Hardy Noman
New Member
Hi,
I was researching on options and found some really good information on this website, I was wondering if option payoffs can be synthetically achieved.
I would appreciate if you could help me solve the following Query.
Can we replicate option payoff by using Futures?
Eg. if an index is currently at say , 1000 & the nearest Index future (Current month future contact) is at say, 1010.
I am expecting the Index value to decrease in future, for which if I were a option trader, I would have purchased a Put Option at Strike of say, 1000. At premium of 25 Per option.
Instead of doing this. Cant I sell a future at 1010 and put a stop loss at say 1011
(so maximum loss of only 1 compare to option cost of 25)
Case 1 (INDEX ROSE IN VALUE at Future expiry)
incase the index future rose to 1030, my Index future position would have squared off at 1011 (with loss of 1),
Where incase of Put, I would have lost 25
Case 2 (INDEX FELL IN VALUE at Future expiry)
Incase the index fell in value to 950, I would have profited 60,
Where incase of put my profit would be (50-25 = 25)
Case 3 (INDEX is same at Future expiry)
Since the index is stable at 1000, at expiry the future and spot would have equal values, Future value = Spot value =1000
Therefore profit of 10, where incase of put my profit would be (0-25=-25)
BEFORE EXPIRY MOVEMENT
After shorting the option, but before expiry, we can use automated trading (algo trading software) and put a formula so that once we short the future at 1010, with a stop loss of 1011, incase the future index value increases our position would square of at 1011, once our position is squared off at 1011, this will trigger a NEW Limit Sell order (since our original position was short) at 1011 or 1010, so incase the index future went up to 1030, but when it starts dipping our limit order would execute at 1011 or 1010, once our limit order is executed there shall again be a stop loss placed (automatically by the software) at 1011.
After this if the price is lower than 1011 at maturity of future, our payoff would be more than the PUT Payoff, but incase at maturity the future index is above 1011 our stop loss would have already trigged a square off transaction, thus limiting our lossed to 1 only.
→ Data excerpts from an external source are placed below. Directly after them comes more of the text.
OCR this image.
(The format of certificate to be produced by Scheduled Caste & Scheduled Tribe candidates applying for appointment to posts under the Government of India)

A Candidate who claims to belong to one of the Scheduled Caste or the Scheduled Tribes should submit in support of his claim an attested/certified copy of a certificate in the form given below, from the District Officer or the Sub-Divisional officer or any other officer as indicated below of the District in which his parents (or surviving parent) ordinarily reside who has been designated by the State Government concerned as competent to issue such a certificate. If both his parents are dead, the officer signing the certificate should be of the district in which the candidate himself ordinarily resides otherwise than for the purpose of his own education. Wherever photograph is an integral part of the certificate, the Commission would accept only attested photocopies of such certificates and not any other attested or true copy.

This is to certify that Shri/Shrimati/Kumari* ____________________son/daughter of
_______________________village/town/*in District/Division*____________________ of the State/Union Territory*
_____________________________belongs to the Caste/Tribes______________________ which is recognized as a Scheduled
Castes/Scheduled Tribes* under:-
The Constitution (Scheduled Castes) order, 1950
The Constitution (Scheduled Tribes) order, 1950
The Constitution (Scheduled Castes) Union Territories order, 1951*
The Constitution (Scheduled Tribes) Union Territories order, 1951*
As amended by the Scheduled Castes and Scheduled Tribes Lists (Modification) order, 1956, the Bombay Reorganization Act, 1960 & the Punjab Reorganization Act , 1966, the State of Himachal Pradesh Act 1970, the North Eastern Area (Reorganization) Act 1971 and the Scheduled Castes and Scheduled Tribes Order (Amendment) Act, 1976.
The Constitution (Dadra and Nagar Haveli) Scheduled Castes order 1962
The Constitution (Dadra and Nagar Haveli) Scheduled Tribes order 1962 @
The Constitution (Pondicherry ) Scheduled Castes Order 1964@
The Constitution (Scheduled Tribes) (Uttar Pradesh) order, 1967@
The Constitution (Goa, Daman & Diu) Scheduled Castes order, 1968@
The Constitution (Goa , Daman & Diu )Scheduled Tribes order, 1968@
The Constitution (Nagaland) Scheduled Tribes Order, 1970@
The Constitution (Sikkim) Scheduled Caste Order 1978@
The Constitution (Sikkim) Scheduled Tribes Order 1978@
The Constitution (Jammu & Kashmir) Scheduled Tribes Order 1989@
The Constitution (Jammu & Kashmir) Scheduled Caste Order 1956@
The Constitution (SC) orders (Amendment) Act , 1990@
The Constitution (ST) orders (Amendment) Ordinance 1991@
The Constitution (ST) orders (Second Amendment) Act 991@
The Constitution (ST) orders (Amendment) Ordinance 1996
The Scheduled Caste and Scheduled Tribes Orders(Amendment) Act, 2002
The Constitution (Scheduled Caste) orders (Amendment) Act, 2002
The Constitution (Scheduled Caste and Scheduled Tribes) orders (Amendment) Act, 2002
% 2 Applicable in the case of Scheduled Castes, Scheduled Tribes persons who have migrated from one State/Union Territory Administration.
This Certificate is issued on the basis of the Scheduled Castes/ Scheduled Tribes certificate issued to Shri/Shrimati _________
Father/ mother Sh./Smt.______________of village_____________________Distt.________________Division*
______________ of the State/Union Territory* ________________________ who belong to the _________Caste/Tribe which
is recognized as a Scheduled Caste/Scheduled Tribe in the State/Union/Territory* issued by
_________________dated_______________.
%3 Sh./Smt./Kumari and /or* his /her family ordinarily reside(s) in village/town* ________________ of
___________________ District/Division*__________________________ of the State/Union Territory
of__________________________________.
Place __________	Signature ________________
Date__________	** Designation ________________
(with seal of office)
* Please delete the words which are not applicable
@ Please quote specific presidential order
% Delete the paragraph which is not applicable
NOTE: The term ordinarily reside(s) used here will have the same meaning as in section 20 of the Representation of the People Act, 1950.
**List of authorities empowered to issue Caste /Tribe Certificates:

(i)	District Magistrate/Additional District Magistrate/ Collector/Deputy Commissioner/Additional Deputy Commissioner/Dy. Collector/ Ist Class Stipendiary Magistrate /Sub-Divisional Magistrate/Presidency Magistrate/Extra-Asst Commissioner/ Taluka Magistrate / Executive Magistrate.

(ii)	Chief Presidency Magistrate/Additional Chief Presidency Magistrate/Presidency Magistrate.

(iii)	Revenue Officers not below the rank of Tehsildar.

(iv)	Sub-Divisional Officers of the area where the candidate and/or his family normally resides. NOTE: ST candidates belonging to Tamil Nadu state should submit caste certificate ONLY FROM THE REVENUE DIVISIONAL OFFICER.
While I think the only limitation of this strategy is the Transaction costs.
Please let me know are there any other technical shortcomings of this strategy
Also suggest any other synthetic options strategy, which can be used in markets where option contracts don’t exist.
Thanks a ton for going thru this!!!!!
I was researching on options and found some really good information on this website, I was wondering if option payoffs can be synthetically achieved.
I would appreciate if you could help me solve the following Query.
Can we replicate option payoff by using Futures?
Eg. if an index is currently at say , 1000 & the nearest Index future (Current month future contact) is at say, 1010.
I am expecting the Index value to decrease in future, for which if I were a option trader, I would have purchased a Put Option at Strike of say, 1000. At premium of 25 Per option.
Instead of doing this. Cant I sell a future at 1010 and put a stop loss at say 1011
(so maximum loss of only 1 compare to option cost of 25)
Case 1 (INDEX ROSE IN VALUE at Future expiry)
incase the index future rose to 1030, my Index future position would have squared off at 1011 (with loss of 1),
Where incase of Put, I would have lost 25
Case 2 (INDEX FELL IN VALUE at Future expiry)
Incase the index fell in value to 950, I would have profited 60,
Where incase of put my profit would be (50-25 = 25)
Case 3 (INDEX is same at Future expiry)
Since the index is stable at 1000, at expiry the future and spot would have equal values, Future value = Spot value =1000
Therefore profit of 10, where incase of put my profit would be (0-25=-25)
BEFORE EXPIRY MOVEMENT
After shorting the option, but before expiry, we can use automated trading (algo trading software) and put a formula so that once we short the future at 1010, with a stop loss of 1011, incase the future index value increases our position would square of at 1011, once our position is squared off at 1011, this will trigger a NEW Limit Sell order (since our original position was short) at 1011 or 1010, so incase the index future went up to 1030, but when it starts dipping our limit order would execute at 1011 or 1010, once our limit order is executed there shall again be a stop loss placed (automatically by the software) at 1011.
After this if the price is lower than 1011 at maturity of future, our payoff would be more than the PUT Payoff, but incase at maturity the future index is above 1011 our stop loss would have already trigged a square off transaction, thus limiting our lossed to 1 only.
While I think the only limitation of this strategy is the Transaction costs.
Please let me know are there any other technical shortcomings of this strategy
Also suggest any other synthetic options strategy, which can be used in markets where option contracts don’t exist.
Thanks a ton for going thru this!!!!!